Mengerjai orang, memang suatu hiburan yang paling seru sekaligus memicu adrenalin. Karena bisa menimbulkan masalah, jika sang korban mengetahui pelakunya.
Kedua cowok itu terbahak kencang, sambil sibuk mencari audio yang mengerikan.
"Yang ini aja, suara kunti nya menggelegar."
"Jelek! Yang ini suara nya lebih HD."
Dareen berdecak malas. "Terserah lo dah. Eh, Yan, lo mau cosplay jadi teteh pake baju putih?"
Andrian bergidik ngeri. "Kagak lah, lo aja sono, Ren. Pake audio juga, pasti bakal ketakutan."
"Masa? Pasti orang yang denger bakal ngira orang jail doang, Yan."
Andrian mengeluarkan kotak kecil dari sakunya, lalu memperlihatkan dalam kotak itu pada Dareen. "Ini plan ke dua, kalau plan ke satu gagal."
"Yan, buat kesepakatan dulu, Yan." Dareen menyodorkan tangannya untuk berjabat tangan, tapi tangan itu di tepis oleh Andrian.
"Apaan sih nih orang satu lebay amat pake kesepakatan segala."
"Ini demi harga diri gue. Kalau kembaran lo itu marah, terus lapor guru. Jangan bawa-bawa gue, Yan. Deal?"
Andrian terdiam, memikirkan sejenak resiko atau kemungkinan buruk yang akan terjadi kedepannya. "Deal."

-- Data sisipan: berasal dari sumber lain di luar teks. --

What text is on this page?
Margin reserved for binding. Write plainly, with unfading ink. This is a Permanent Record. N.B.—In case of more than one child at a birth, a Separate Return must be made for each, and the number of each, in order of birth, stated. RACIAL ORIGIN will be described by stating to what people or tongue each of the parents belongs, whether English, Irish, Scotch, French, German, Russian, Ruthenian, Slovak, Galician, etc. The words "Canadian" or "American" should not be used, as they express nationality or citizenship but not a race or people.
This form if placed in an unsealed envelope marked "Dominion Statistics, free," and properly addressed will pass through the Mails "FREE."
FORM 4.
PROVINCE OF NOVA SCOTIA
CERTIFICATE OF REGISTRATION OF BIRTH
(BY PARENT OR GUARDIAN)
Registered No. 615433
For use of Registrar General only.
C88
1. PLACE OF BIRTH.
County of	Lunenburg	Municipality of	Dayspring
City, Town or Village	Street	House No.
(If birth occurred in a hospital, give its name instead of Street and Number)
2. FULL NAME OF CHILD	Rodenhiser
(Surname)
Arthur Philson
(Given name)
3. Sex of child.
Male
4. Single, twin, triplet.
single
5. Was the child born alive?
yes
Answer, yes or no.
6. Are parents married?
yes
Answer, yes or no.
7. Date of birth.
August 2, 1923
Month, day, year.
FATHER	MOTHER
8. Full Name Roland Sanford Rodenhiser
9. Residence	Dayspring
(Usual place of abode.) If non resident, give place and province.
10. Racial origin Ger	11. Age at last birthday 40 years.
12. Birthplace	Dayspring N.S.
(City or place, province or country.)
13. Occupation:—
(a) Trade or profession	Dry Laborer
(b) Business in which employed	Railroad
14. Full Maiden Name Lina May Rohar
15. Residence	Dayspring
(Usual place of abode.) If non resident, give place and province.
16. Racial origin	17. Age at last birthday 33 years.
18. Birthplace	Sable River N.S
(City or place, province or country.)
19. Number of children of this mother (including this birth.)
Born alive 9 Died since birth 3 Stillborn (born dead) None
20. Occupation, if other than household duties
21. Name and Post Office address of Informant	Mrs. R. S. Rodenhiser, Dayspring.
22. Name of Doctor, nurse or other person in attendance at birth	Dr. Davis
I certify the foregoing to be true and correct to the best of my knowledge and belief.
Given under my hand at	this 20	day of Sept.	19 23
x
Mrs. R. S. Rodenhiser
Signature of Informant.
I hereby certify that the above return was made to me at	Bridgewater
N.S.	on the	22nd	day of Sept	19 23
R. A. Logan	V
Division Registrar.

Hari ini, Andrian akan balas dendam pada kembarannya. Andrian juga sudah mendapatkan hasil CCTV yang menunjukkan bahwa pelakunya adalah, kembarannya sendiri. Walaupun teman-teman Andrianna ikut andil, tetapi Andrian pikir tidak perlu membalas dendam pada mereka.
***
Setelah bel pulang Sekolah berbunyi. Keempat cewek ini bukannya pulang, tapi lebih memilih untuk pergi ke taman belakang. Untuk mencari jam tangan Kia yang hilang.

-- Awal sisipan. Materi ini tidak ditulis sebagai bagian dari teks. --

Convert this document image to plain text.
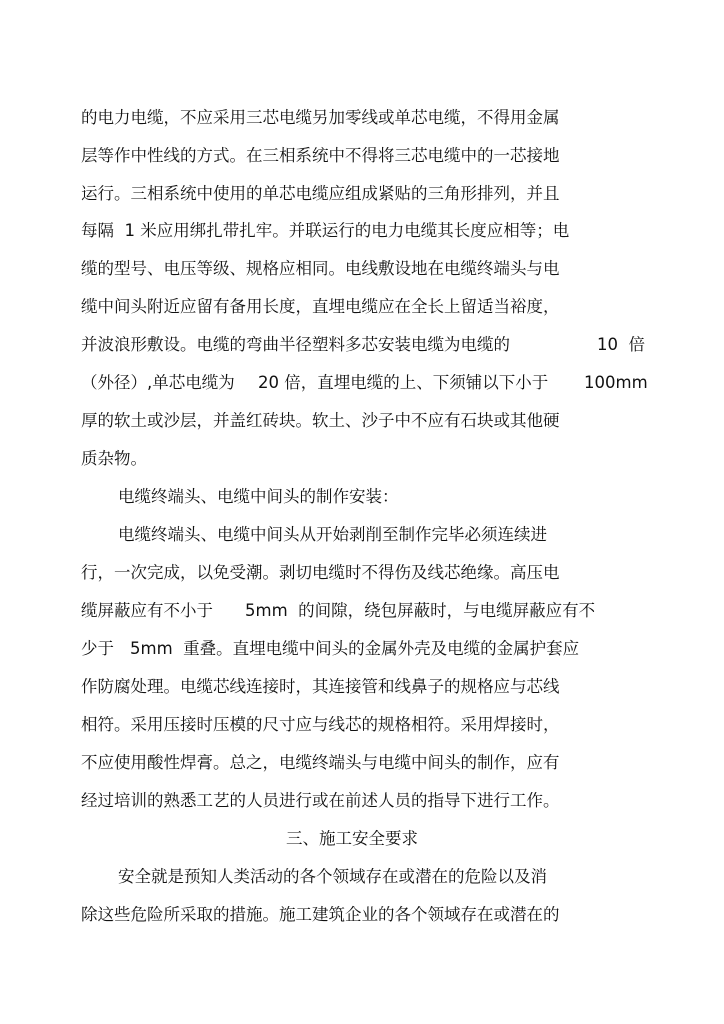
的电力电缆，不应采用三芯电缆另加零线或单芯电缆，不得用金属
层等作中性线的方式。在三相系统中不得将三芯电缆中的一芯接地
运行。三相系统中使用的单芯电缆应组成紧贴的三角形排列，并且
每隔  1 米应用绑扎带扎牢。并联运行的电力电缆其长度应相等；电
缆的型号、电压等级、规格应相同。电线敷设地在电缆终端头与电
缆中间头附近应留有备用长度，直埋电缆应在全长上留适当裕度，
并波浪形敷设。电缆的弯曲半径塑料多芯安装电缆为电缆的	10  倍
（外径）,单芯电缆为 20 倍，直埋电缆的上、下须铺以下小于 100mm
厚的软土或沙层，并盖红砖块。软土、沙子中不应有石块或其他硬
质杂物。
电缆终端头、电缆中间头的制作安装：
电缆终端头、电缆中间头从开始剥削至制作完毕必须连续进
行，一次完成，以免受潮。剥切电缆时不得伤及线芯绝缘。高压电
缆屏蔽应有不小于 5mm  的间隙，绕包屏蔽时，与电缆屏蔽应有不
少于 5mm  重叠。直埋电缆中间头的金属外壳及电缆的金属护套应
作防腐处理。电缆芯线连接时，其连接管和线鼻子的规格应与芯线
相符。采用压接时压模的尺寸应与线芯的规格相符。采用焊接时，
不应使用酸性焊膏。总之，电缆终端头与电缆中间头的制作，应有
经过培训的熟悉工艺的人员进行或在前述人员的指导下进行工作。
三、施工安全要求
安全就是预知人类活动的各个领域存在或潜在的危险以及消
除这些危险所采取的措施。施工建筑企业的各个领域存在或潜在的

"Lo yakin jam tangannya ada di taman, Ki?" Jiela bertanya, sebab sedari tadi mereka berempat mencari keberadaan jam tangan di taman, tetapi hasil nya nihil.
Kia mengangguk mantap, masih sibuk mencari keberadaan jam tangannya.
"Yakin seratus persen, tadi istirahat gue ke taman masih ada di tangan gue jam tangannya, pas di kelas udah gak ada.""Beli lagi aja, Ki." Ziva berucap, lalu terduduk di kursi taman karena lelah mencari.
"Enak aja lo! Itu jam mahal."
"Lagian ke sekolah pake jam mahal segala, lo mau menuntut ilmu atau gaya-gayaan, Ki?" Kia mendelik pada si pemilik mulut pedas, siapa lagi kalau bukan Ziva.
KAMU SEDANG MEMBACA
Titik Koordinat Takdir [COMPLETED]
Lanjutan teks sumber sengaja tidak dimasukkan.